Elena masih di dalam kamar untuk bersiap-siap menjalankan ibadah Magrib. Ia pun melakukan sedikit riasan di wajahnya agar terlihat cantik di mata calon mertuanya. Ia keluar dari kamarnya menuju ruang tamu menemui Vano. Wanita yang berambut sebahu itu tiba-tiba menutup mata Vano. Gadis yang masih berumur dua puluh lima tahun itu terus menggoda Vano.

“Kalau enggak dilepas. Aku cium!” canda Vano yang matanya ditutup.

“Ih, Abang!” Elena melepas tangannya sesaat kemudian memukul bahu Vano.
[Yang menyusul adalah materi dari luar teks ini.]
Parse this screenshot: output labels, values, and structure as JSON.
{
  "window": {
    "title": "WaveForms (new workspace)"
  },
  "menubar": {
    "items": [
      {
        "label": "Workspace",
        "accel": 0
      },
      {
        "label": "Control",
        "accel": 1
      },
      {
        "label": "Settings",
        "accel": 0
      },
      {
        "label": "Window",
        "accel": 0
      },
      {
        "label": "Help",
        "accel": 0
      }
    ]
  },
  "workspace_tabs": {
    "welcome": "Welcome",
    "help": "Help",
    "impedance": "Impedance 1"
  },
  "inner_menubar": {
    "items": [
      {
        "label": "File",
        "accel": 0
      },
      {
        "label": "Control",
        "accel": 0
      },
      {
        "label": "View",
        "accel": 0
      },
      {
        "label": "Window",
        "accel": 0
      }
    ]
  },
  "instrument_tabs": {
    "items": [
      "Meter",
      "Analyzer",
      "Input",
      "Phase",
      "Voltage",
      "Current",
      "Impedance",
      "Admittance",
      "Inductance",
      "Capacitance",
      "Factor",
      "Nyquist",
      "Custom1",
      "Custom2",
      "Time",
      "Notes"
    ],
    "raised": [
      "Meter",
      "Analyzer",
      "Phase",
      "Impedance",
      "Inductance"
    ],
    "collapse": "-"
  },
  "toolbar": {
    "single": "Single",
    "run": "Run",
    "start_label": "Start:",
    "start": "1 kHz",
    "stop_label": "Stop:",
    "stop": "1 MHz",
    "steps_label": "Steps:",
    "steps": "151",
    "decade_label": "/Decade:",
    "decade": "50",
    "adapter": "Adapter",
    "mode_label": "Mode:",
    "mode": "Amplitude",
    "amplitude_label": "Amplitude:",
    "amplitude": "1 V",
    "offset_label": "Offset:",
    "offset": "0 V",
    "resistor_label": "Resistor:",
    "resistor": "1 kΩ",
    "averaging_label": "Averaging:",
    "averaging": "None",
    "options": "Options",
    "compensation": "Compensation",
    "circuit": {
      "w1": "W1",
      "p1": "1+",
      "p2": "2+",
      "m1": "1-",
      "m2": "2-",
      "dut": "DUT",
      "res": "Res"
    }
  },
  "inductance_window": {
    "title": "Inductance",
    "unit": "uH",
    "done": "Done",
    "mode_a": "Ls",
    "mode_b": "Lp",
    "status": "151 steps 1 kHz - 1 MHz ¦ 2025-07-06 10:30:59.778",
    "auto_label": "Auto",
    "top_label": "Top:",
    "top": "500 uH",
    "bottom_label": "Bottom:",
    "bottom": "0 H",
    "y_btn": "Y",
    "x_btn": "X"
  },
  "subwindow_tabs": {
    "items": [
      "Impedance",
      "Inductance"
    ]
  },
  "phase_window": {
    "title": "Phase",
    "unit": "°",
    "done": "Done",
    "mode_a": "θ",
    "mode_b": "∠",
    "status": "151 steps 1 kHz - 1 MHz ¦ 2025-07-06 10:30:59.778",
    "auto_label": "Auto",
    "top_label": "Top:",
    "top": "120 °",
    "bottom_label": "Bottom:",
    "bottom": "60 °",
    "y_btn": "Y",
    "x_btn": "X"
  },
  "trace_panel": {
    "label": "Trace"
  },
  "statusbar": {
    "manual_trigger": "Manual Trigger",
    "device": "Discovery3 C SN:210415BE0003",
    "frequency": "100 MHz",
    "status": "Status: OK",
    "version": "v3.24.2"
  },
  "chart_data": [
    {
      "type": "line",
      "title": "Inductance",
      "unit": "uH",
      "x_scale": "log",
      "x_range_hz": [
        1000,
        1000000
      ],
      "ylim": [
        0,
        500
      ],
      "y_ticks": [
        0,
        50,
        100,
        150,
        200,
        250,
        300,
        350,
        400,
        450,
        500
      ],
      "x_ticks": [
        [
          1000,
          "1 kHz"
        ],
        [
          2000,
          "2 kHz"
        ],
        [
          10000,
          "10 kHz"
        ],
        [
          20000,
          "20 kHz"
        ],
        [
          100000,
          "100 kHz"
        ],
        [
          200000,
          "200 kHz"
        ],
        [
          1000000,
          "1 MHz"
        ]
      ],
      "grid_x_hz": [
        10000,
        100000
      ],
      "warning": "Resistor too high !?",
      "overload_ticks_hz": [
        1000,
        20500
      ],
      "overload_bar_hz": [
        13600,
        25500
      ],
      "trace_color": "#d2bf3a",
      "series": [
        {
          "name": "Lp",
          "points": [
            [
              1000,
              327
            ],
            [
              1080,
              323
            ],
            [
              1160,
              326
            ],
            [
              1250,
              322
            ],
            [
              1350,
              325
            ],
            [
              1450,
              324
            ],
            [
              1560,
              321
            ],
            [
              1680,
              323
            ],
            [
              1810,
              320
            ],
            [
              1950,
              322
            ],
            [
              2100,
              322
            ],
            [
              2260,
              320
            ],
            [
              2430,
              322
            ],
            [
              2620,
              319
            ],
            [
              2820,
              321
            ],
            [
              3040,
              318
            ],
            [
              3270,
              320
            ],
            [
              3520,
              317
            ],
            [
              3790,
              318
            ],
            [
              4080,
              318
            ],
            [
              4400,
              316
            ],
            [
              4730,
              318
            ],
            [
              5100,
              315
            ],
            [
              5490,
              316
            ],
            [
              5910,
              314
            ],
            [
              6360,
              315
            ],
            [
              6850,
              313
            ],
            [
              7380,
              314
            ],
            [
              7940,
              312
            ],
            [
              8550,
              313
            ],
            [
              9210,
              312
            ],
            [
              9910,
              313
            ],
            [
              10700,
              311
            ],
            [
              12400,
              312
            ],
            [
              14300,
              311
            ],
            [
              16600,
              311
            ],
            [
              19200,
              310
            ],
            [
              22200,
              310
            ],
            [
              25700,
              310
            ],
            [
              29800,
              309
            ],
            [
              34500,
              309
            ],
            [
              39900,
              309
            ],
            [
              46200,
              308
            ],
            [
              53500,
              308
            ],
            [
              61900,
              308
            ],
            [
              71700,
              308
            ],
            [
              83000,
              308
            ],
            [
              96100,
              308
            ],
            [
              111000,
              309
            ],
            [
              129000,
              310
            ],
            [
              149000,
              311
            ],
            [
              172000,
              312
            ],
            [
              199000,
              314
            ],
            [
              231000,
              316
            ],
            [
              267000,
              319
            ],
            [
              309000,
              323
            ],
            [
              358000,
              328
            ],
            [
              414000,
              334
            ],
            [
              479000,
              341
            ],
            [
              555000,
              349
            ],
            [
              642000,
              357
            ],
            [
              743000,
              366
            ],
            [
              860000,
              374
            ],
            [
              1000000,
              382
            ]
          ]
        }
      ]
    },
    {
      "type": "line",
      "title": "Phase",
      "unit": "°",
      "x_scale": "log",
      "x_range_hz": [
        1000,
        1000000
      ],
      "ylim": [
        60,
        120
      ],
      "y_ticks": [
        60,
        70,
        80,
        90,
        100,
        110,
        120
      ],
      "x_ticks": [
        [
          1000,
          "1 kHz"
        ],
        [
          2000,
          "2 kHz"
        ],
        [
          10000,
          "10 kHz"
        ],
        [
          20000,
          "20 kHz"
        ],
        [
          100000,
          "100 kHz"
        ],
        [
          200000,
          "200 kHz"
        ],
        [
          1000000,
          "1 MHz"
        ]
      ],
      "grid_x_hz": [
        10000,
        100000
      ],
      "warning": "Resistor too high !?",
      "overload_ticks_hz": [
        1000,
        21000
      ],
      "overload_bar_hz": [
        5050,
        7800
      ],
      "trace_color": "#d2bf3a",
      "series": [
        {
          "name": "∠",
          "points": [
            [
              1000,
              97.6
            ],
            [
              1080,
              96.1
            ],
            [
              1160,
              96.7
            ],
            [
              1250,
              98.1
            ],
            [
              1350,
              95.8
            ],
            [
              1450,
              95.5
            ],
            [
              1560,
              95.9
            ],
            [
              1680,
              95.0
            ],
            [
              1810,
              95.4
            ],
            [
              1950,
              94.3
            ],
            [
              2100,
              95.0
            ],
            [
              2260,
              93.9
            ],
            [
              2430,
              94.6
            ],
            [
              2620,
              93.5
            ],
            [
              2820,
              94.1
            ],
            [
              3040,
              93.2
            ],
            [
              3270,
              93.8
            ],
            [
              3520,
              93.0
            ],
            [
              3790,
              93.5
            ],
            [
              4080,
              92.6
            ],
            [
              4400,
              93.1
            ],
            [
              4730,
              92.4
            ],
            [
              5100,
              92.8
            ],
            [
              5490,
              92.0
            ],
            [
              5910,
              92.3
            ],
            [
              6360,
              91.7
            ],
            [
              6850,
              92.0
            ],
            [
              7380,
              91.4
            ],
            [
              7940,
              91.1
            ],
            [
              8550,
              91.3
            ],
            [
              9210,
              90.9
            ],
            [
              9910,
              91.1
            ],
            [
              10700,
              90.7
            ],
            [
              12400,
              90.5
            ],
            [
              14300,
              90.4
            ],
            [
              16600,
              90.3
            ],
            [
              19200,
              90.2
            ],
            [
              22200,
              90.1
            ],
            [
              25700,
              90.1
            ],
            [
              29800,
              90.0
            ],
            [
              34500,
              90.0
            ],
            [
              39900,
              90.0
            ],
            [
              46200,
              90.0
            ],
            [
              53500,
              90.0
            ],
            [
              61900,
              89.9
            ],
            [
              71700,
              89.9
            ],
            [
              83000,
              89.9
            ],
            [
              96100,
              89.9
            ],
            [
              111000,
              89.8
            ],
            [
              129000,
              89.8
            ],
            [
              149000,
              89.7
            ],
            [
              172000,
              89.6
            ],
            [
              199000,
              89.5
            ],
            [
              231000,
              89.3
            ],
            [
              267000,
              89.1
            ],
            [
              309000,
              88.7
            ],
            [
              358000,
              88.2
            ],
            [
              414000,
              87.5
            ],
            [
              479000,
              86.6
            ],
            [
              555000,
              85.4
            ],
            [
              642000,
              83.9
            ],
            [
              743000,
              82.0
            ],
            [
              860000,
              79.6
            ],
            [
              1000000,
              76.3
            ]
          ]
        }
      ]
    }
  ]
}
Elena duduk di samping Vano. Ia terus menemani Vano menonton tayangan berita malam. Dari wajah Elena, terlihat ia tidak menyukai tontonan yang berbau berita. Bibirnya cemberut dan ekspresi wajahnya kesal. Ia lebih memilih tayangan hiburan dan sinetron seperti yang ia selalu tonton di Malaysia. Beberapa kali terjadi pertengkaran kecil untuk merebutkan remot yang dipegang Vano.

“Yang, bantu Kak Meli masak sana! Kasian Kak Meli sendiri,” seru Vano.